Holocaust
The Holocaust was the period from 1941 to 1945 during which 6 million Jews were killed because of anti-Semite Adolf Hitler, leader of the Nazi regime in Germany. Hitler chose to persecute this group in order to preserve what he perceived as racial purity for future generations, the concept of eugenics.
At first, Hitler used a combination of science and his own beliefs to justify his persecutions, putting legal restrictions on Jews. The infamous Nuremberg Laws of 1925 excluded Jews from society in Germany.

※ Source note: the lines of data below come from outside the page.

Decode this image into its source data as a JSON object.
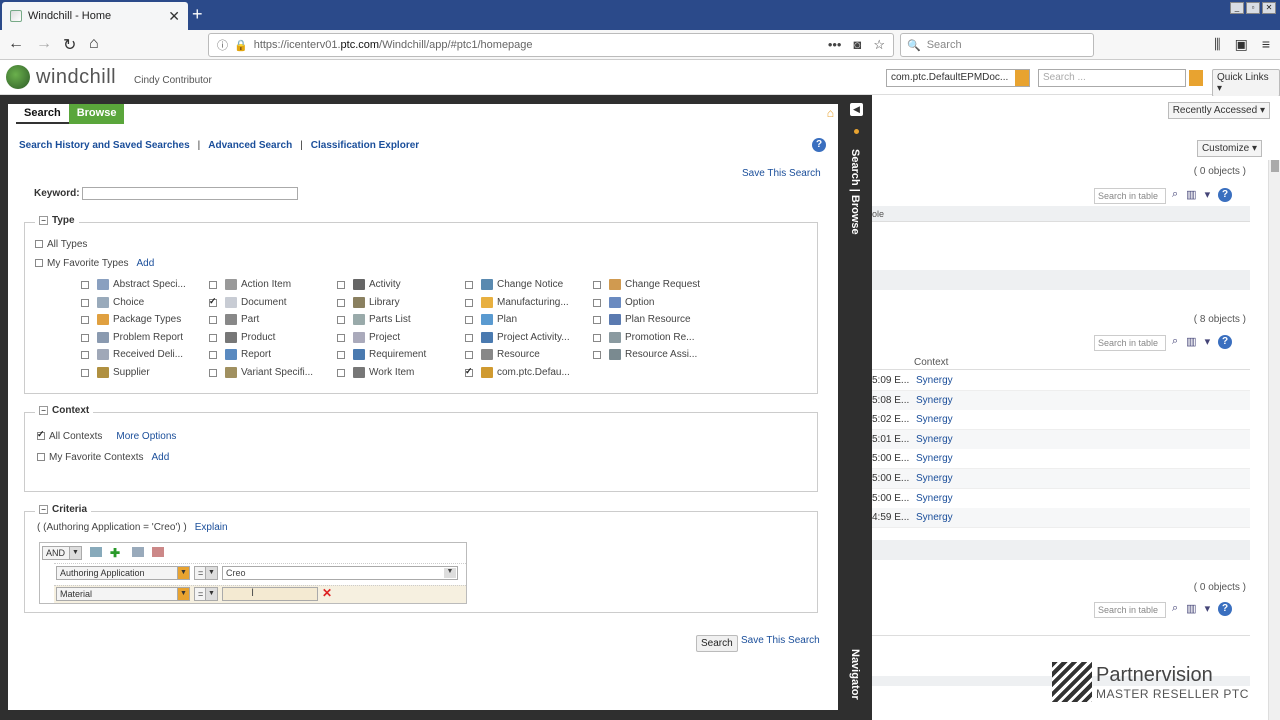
{
  "browser": {
    "tab_title": "Windchill - Home",
    "url_prefix": "https://icenterv01.",
    "url_domain": "ptc.com",
    "url_path": "/Windchill/app/#ptc1/homepage",
    "search_placeholder": "Search"
  },
  "header": {
    "app_name": "windchill",
    "user": "Cindy Contributor",
    "context_select": "com.ptc.DefaultEPMDoc...",
    "search_placeholder": "Search ...",
    "quick_links": "Quick Links"
  },
  "right_page": {
    "recently_accessed": "Recently Accessed",
    "customize": "Customize",
    "counts": [
      "( 0 objects )",
      "( 8 objects )",
      "( 0 objects )"
    ],
    "table_search_placeholder": "Search in table",
    "col_role": "ole",
    "col_context": "Context",
    "rows": [
      {
        "time": "5:09 E...",
        "context": "Synergy"
      },
      {
        "time": "5:08 E...",
        "context": "Synergy"
      },
      {
        "time": "5:02 E...",
        "context": "Synergy"
      },
      {
        "time": "5:01 E...",
        "context": "Synergy"
      },
      {
        "time": "5:00 E...",
        "context": "Synergy"
      },
      {
        "time": "5:00 E...",
        "context": "Synergy"
      },
      {
        "time": "5:00 E...",
        "context": "Synergy"
      },
      {
        "time": "4:59 E...",
        "context": "Synergy"
      }
    ]
  },
  "panel": {
    "tab_search": "Search",
    "tab_browse": "Browse",
    "side_label": "Search | Browse",
    "navigator_label": "Navigator",
    "link_history": "Search History and Saved Searches",
    "link_advanced": "Advanced Search",
    "link_classification": "Classification Explorer",
    "save_search": "Save This Search",
    "keyword_label": "Keyword:",
    "type_heading": "Type",
    "all_types": "All Types",
    "favorite_types": "My Favorite Types",
    "add": "Add",
    "types": [
      {
        "label": "Abstract Speci...",
        "checked": false,
        "color": "#8aa0c0"
      },
      {
        "label": "Choice",
        "checked": false,
        "color": "#9ab"
      },
      {
        "label": "Package Types",
        "checked": false,
        "color": "#e0a040"
      },
      {
        "label": "Problem Report",
        "checked": false,
        "color": "#8a9ab0"
      },
      {
        "label": "Received Deli...",
        "checked": false,
        "color": "#a0a8b8"
      },
      {
        "label": "Supplier",
        "checked": false,
        "color": "#b09040"
      },
      {
        "label": "Action Item",
        "checked": false,
        "color": "#999"
      },
      {
        "label": "Document",
        "checked": true,
        "color": "#c8ccd4"
      },
      {
        "label": "Part",
        "checked": false,
        "color": "#888"
      },
      {
        "label": "Product",
        "checked": false,
        "color": "#777"
      },
      {
        "label": "Report",
        "checked": false,
        "color": "#5a8ac0"
      },
      {
        "label": "Variant Specifi...",
        "checked": false,
        "color": "#a09060"
      },
      {
        "label": "Activity",
        "checked": false,
        "color": "#666"
      },
      {
        "label": "Library",
        "checked": false,
        "color": "#8a8060"
      },
      {
        "label": "Parts List",
        "checked": false,
        "color": "#9aa"
      },
      {
        "label": "Project",
        "checked": false,
        "color": "#aab"
      },
      {
        "label": "Requirement",
        "checked": false,
        "color": "#4a7ab0"
      },
      {
        "label": "Work Item",
        "checked": false,
        "color": "#777"
      },
      {
        "label": "Change Notice",
        "checked": false,
        "color": "#5a8ab0"
      },
      {
        "label": "Manufacturing...",
        "checked": false,
        "color": "#e8b040"
      },
      {
        "label": "Plan",
        "checked": false,
        "color": "#5a9ad0"
      },
      {
        "label": "Project Activity...",
        "checked": false,
        "color": "#4a7ab0"
      },
      {
        "label": "Resource",
        "checked": false,
        "color": "#888"
      },
      {
        "label": "com.ptc.Defau...",
        "checked": true,
        "color": "#d09a30"
      },
      {
        "label": "Change Request",
        "checked": false,
        "color": "#d09a50"
      },
      {
        "label": "Option",
        "checked": false,
        "color": "#6a8ac0"
      },
      {
        "label": "Plan Resource",
        "checked": false,
        "color": "#5a7ab0"
      },
      {
        "label": "Promotion Re...",
        "checked": false,
        "color": "#8a9aa0"
      },
      {
        "label": "Resource Assi...",
        "checked": false,
        "color": "#7a8a90"
      }
    ],
    "context_heading": "Context",
    "all_contexts": "All Contexts",
    "more_options": "More Options",
    "favorite_contexts": "My Favorite Contexts",
    "criteria_heading": "Criteria",
    "criteria_expr": "( (Authoring Application = 'Creo') )",
    "explain": "Explain",
    "operator": "AND",
    "row1_attr": "Authoring Application",
    "row1_op": "=",
    "row1_value": "Creo",
    "row2_attr": "Material",
    "row2_op": "=",
    "row2_value": "",
    "search_button": "Search"
  },
  "watermark": {
    "brand": "Partnervision",
    "tagline": "MASTER RESELLER PTC"
  }
}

Jews tried to escape Hitler’s regime, but were unable. In 1938, the violence started as German Ernst vom Rath was killed by Hershel Grynszpan, a Jewish boy. Some Nazis believed this justified killing Jews, and during a night known as Kristallnacht, when these Nazis destroyed massive amounts of Jewish property, 30,000 Jews ended up in concentration camps.

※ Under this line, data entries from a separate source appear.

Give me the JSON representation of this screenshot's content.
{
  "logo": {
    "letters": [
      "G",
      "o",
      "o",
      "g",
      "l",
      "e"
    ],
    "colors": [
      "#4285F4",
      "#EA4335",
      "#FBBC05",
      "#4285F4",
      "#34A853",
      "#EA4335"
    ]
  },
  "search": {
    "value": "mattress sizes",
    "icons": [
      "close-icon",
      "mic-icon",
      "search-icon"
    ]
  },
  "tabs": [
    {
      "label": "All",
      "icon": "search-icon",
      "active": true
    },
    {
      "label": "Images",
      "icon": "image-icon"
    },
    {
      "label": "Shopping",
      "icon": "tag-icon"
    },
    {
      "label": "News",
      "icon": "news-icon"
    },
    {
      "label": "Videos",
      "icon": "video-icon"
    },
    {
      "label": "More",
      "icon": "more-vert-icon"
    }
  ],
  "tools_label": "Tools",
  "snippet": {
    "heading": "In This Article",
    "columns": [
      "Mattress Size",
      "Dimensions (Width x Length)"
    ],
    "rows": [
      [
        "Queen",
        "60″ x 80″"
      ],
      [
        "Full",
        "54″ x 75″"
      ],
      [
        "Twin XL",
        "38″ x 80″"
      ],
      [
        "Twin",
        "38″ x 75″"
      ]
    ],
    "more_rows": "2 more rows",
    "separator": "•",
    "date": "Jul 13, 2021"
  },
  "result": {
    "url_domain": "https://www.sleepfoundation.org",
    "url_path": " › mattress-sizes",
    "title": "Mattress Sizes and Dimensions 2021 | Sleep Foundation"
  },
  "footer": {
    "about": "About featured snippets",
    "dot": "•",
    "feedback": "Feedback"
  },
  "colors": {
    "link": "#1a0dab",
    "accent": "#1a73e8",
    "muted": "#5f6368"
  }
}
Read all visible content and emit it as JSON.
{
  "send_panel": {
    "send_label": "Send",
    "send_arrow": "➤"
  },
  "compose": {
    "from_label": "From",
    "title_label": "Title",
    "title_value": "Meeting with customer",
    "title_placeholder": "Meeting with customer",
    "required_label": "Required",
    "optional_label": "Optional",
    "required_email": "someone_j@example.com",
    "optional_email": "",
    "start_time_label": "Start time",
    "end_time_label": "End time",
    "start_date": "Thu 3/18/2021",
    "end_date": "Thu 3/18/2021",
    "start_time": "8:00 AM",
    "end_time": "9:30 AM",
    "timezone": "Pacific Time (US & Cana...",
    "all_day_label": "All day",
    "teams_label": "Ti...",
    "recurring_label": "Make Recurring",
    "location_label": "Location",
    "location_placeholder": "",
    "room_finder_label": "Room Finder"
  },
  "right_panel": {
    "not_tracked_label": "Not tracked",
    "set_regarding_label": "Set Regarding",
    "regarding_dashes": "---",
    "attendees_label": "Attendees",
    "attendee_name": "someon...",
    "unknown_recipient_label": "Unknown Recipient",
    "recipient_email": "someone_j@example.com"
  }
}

Jews were sent to live in ghettos, and from there, were sent to death camps, where death was a highly likely outcome. One of the most infamous concentration camps was known as Auschwitz.
Later, Jews in concentration camps would be killed by various terrible methods: some starved or fell ill, other were shot, others were in slave labor until their death, and others were killed with gas. This was known as Nazi Germany’s “final solution” to the problem of Jews.

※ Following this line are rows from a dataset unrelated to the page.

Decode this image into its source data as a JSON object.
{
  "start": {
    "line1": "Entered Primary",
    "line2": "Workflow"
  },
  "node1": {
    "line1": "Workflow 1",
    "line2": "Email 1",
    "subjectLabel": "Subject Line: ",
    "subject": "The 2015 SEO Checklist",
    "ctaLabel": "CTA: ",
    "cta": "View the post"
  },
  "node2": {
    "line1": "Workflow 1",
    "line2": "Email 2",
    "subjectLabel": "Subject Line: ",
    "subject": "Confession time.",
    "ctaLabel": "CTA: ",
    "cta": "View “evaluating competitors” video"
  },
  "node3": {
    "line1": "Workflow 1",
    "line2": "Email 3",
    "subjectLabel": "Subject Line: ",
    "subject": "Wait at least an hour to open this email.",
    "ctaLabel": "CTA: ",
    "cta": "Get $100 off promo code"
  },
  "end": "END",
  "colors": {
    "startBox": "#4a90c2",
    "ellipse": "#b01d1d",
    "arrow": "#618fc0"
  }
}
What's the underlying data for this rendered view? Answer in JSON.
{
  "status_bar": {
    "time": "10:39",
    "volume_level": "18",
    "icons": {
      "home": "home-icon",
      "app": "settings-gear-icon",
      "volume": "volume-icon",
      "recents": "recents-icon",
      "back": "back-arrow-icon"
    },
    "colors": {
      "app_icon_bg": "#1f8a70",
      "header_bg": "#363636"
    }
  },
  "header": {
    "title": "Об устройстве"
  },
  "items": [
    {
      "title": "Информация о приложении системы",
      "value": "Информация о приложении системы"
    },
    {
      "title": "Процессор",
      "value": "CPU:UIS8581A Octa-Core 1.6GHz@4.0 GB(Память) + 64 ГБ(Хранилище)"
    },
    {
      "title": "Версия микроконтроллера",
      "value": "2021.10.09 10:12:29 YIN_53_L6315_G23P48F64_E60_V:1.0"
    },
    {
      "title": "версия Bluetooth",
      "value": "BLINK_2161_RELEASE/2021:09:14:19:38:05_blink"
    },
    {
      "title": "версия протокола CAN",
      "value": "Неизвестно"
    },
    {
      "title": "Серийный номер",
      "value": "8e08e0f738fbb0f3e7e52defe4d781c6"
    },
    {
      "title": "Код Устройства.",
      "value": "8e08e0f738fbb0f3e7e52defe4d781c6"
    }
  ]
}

Upon arrival at the concentration camps, personal possessions and clothes were destroyed, and many were killed immediately; however, those younger were used for slave labor.
WWII would bring an end to this senseless killing. Between 1944 and 1945, the concentration camps were gradually released, and the Nazis defeated.
Author Primo Levi, a survivor of the Holocaust, wrote about life in a concentration camp: “We lay in a world of death and phantoms. The last trace of civilization had vanished around and inside us.”